With its oil output at record levels and state coffers running low, Russia has little to lose and much to gain from agreeing a deal with the OPEC cartel on limiting production.
Ahead of an OPEC meeting scheduled for Wednesday in Vienna, Moscow — which is not a member of OEPC — is pushing for an agreement to be finally reached after similar talks in Doha collapsed acrimoniously in the spring.
While OPEC plans to reduce production quotas for its members, Russian President Vladimir Putin last week said that Russia was ready to “freeze production at the level it is at currently.”
“For us to freeze production is no effort at all,” Putin said.
Russian Minister of Energy Alexander Novak on Thursday said that OPEC had asked oil-producing countries that are not members of the cartel to cut production by 500,000 barrels per day.
Russian oil production in recent months has not stopped growing and now exceeds 11 million barrel per day, the highest since the collapse of the Soviet Union.
The potential for further growth is “limited,” Eurasia Group analyst Emily Stromquist said.

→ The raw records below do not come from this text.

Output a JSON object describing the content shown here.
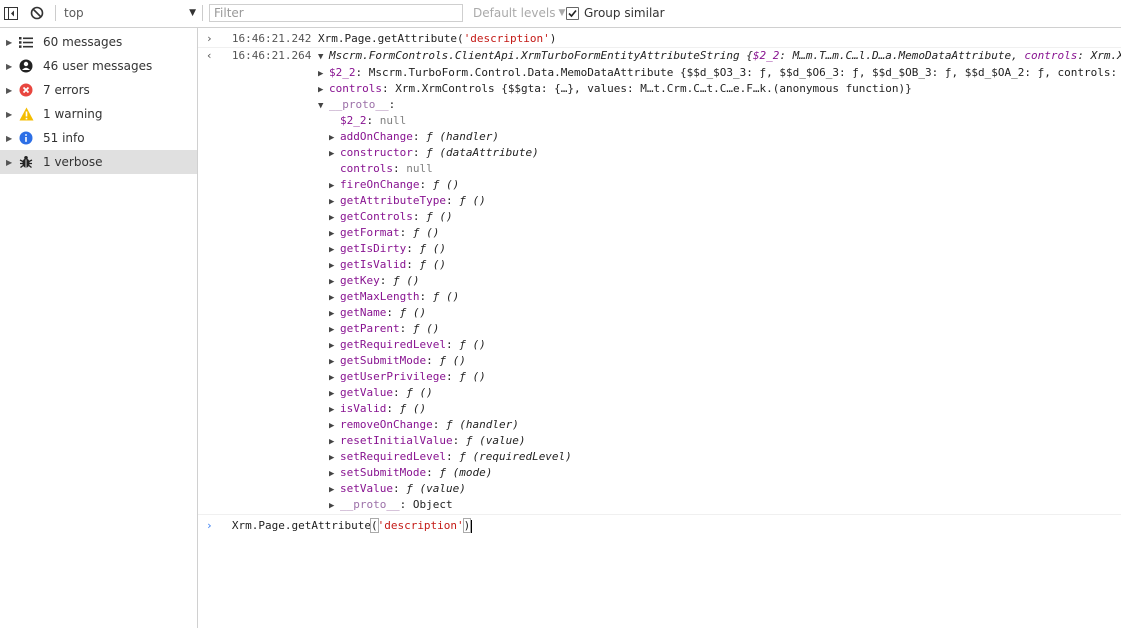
{
  "toolbar": {
    "context": "top",
    "filter_placeholder": "Filter",
    "levels": "Default levels",
    "group_similar": "Group similar"
  },
  "sidebar": {
    "items": [
      {
        "label": "60 messages",
        "icon": "list-icon"
      },
      {
        "label": "46 user messages",
        "icon": "user-icon"
      },
      {
        "label": "7 errors",
        "icon": "error-icon"
      },
      {
        "label": "1 warning",
        "icon": "warning-icon"
      },
      {
        "label": "51 info",
        "icon": "info-icon"
      },
      {
        "label": "1 verbose",
        "icon": "bug-icon"
      }
    ]
  },
  "console": {
    "cmd1": {
      "timestamp": "16:46:21.242",
      "pre": "Xrm.Page.getAttribute(",
      "arg": "'description'",
      "post": ")"
    },
    "result": {
      "timestamp": "16:46:21.264",
      "type_prefix": "Mscrm.FormControls.ClientApi.XrmTurboFormEntityAttributeString {",
      "type_k1": "$2_2",
      "type_v1": ": M…m.T…m.C…l.D…a.MemoDataAttribute, ",
      "type_k2": "controls",
      "type_v2": ": Xrm.Xrm"
    },
    "row_s22": {
      "key": "$2_2",
      "value": ": Mscrm.TurboForm.Control.Data.MemoDataAttribute {$$d_$O3_3: ƒ, $$d_$O6_3: ƒ, $$d_$OB_3: ƒ, $$d_$OA_2: ƒ, controls: X"
    },
    "row_controls": {
      "key": "controls",
      "value": ": Xrm.XrmControls {$$gta: {…}, values: M…t.Crm.C…t.C…e.F…k.(anonymous function)}"
    },
    "proto_label": "__proto__",
    "proto_items": [
      {
        "key": "$2_2",
        "value": "null",
        "expandable": false,
        "kind": "null"
      },
      {
        "key": "addOnChange",
        "value": "ƒ (handler)",
        "expandable": true,
        "kind": "fn"
      },
      {
        "key": "constructor",
        "value": "ƒ (dataAttribute)",
        "expandable": true,
        "kind": "fn"
      },
      {
        "key": "controls",
        "value": "null",
        "expandable": false,
        "kind": "null"
      },
      {
        "key": "fireOnChange",
        "value": "ƒ ()",
        "expandable": true,
        "kind": "fn"
      },
      {
        "key": "getAttributeType",
        "value": "ƒ ()",
        "expandable": true,
        "kind": "fn"
      },
      {
        "key": "getControls",
        "value": "ƒ ()",
        "expandable": true,
        "kind": "fn"
      },
      {
        "key": "getFormat",
        "value": "ƒ ()",
        "expandable": true,
        "kind": "fn"
      },
      {
        "key": "getIsDirty",
        "value": "ƒ ()",
        "expandable": true,
        "kind": "fn"
      },
      {
        "key": "getIsValid",
        "value": "ƒ ()",
        "expandable": true,
        "kind": "fn"
      },
      {
        "key": "getKey",
        "value": "ƒ ()",
        "expandable": true,
        "kind": "fn"
      },
      {
        "key": "getMaxLength",
        "value": "ƒ ()",
        "expandable": true,
        "kind": "fn"
      },
      {
        "key": "getName",
        "value": "ƒ ()",
        "expandable": true,
        "kind": "fn"
      },
      {
        "key": "getParent",
        "value": "ƒ ()",
        "expandable": true,
        "kind": "fn"
      },
      {
        "key": "getRequiredLevel",
        "value": "ƒ ()",
        "expandable": true,
        "kind": "fn"
      },
      {
        "key": "getSubmitMode",
        "value": "ƒ ()",
        "expandable": true,
        "kind": "fn"
      },
      {
        "key": "getUserPrivilege",
        "value": "ƒ ()",
        "expandable": true,
        "kind": "fn"
      },
      {
        "key": "getValue",
        "value": "ƒ ()",
        "expandable": true,
        "kind": "fn"
      },
      {
        "key": "isValid",
        "value": "ƒ ()",
        "expandable": true,
        "kind": "fn"
      },
      {
        "key": "removeOnChange",
        "value": "ƒ (handler)",
        "expandable": true,
        "kind": "fn"
      },
      {
        "key": "resetInitialValue",
        "value": "ƒ (value)",
        "expandable": true,
        "kind": "fn"
      },
      {
        "key": "setRequiredLevel",
        "value": "ƒ (requiredLevel)",
        "expandable": true,
        "kind": "fn"
      },
      {
        "key": "setSubmitMode",
        "value": "ƒ (mode)",
        "expandable": true,
        "kind": "fn"
      },
      {
        "key": "setValue",
        "value": "ƒ (value)",
        "expandable": true,
        "kind": "fn"
      },
      {
        "key": "__proto__",
        "value": "Object",
        "expandable": true,
        "kind": "obj"
      }
    ],
    "input": {
      "pre": "Xrm.Page.getAttribute",
      "lparen": "(",
      "arg": "'description'",
      "rparen": ")"
    }
  },
  "colors": {
    "prompt": "#367cf1",
    "string": "#c41a16",
    "key": "#881391",
    "error": "#e8463f",
    "warning": "#f4bd00",
    "info": "#2d6fe6"
  }
}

A freeze “requires little to no effort on the part of Russian oil companies” while Russia “would benefit immensely from... any deal, however vague, that can help bump oil prices up a few dollars,” Stromquist told reporters.

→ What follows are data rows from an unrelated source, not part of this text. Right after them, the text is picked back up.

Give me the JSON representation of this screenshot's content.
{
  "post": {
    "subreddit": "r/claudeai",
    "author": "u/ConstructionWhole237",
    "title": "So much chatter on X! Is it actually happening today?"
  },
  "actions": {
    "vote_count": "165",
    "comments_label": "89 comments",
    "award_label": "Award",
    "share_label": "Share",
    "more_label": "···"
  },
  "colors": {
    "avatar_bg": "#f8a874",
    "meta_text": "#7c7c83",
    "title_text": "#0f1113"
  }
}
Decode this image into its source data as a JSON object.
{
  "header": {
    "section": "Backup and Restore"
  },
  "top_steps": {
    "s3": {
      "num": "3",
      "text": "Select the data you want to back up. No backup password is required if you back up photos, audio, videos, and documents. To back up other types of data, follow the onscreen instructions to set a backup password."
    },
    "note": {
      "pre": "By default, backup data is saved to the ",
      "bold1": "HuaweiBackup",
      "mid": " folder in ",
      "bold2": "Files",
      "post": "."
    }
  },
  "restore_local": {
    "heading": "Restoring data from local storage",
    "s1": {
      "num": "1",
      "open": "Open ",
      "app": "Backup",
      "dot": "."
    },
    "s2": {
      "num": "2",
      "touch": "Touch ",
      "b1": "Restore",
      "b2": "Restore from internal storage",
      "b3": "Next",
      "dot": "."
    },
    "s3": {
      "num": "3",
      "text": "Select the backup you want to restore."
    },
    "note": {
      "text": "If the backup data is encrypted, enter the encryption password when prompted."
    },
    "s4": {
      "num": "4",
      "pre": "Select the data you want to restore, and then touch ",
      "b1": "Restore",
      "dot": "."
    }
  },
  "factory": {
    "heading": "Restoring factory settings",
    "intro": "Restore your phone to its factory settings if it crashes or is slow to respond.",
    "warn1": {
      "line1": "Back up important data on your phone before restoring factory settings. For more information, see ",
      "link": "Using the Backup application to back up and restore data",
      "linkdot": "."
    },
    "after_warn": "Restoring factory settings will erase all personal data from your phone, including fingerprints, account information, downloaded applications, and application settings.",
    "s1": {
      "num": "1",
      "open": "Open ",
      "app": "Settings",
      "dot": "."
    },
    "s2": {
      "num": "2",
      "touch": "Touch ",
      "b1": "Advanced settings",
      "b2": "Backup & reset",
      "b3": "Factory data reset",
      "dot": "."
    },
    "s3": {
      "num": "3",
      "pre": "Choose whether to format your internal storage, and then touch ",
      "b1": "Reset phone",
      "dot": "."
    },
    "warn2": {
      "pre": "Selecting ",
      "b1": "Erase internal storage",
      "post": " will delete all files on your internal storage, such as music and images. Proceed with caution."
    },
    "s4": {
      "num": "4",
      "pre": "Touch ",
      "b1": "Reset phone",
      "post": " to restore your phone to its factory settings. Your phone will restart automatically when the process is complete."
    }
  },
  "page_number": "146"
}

Russia’s production has grown by about 50 percent since 2000 thanks to the relaunch of Soviet-era oilfields.
In recent years this growth has been sustained by new horizontal drilling methods that prolonged the life of certain oilfields, particularly in western Siberia, as well as by the launch of new projects that were approved when the oil price was higher.
The ruble’s plunge in 2014 has partially offset the effect of the falling oil prices once the sales revenue is converted from dollars into rubles.
Despite Western sanctions on certain types of technology transfers and business partnerships, Russian companies have managed to maintain comfortable sales and are drilling actively.
Oil and gas earnings made up half of the government’s budget revenues during the years of high prices. The fall in prices forced the government to tighten its belt and pushed the budget deficit to almost four percent of GDP this year. It also dangerously drained reserves built up when the price topped US$100 per barrel.
Next year’s budget, which is now being debated by lawmakers, includes new spending cuts on education and even defense. The communists have condemned it as “anti-social” while business circles criticized it as derailing hopes for an economic recovery next year.
The draft budget was based on a barrel costing US$40 and each extra dollar in the oil price will represent 130 billion rubles (US$2 billion)of budget revenues, Alfa Banking Group economist Natalia Orlova said.
In recent days, oil has come close to US$50 per barrel on the London market.
“One could imagine that [a rising price] would push the government to spend more during the election year,” Orlova said, with Putin’s presidential term ending in spring 2018.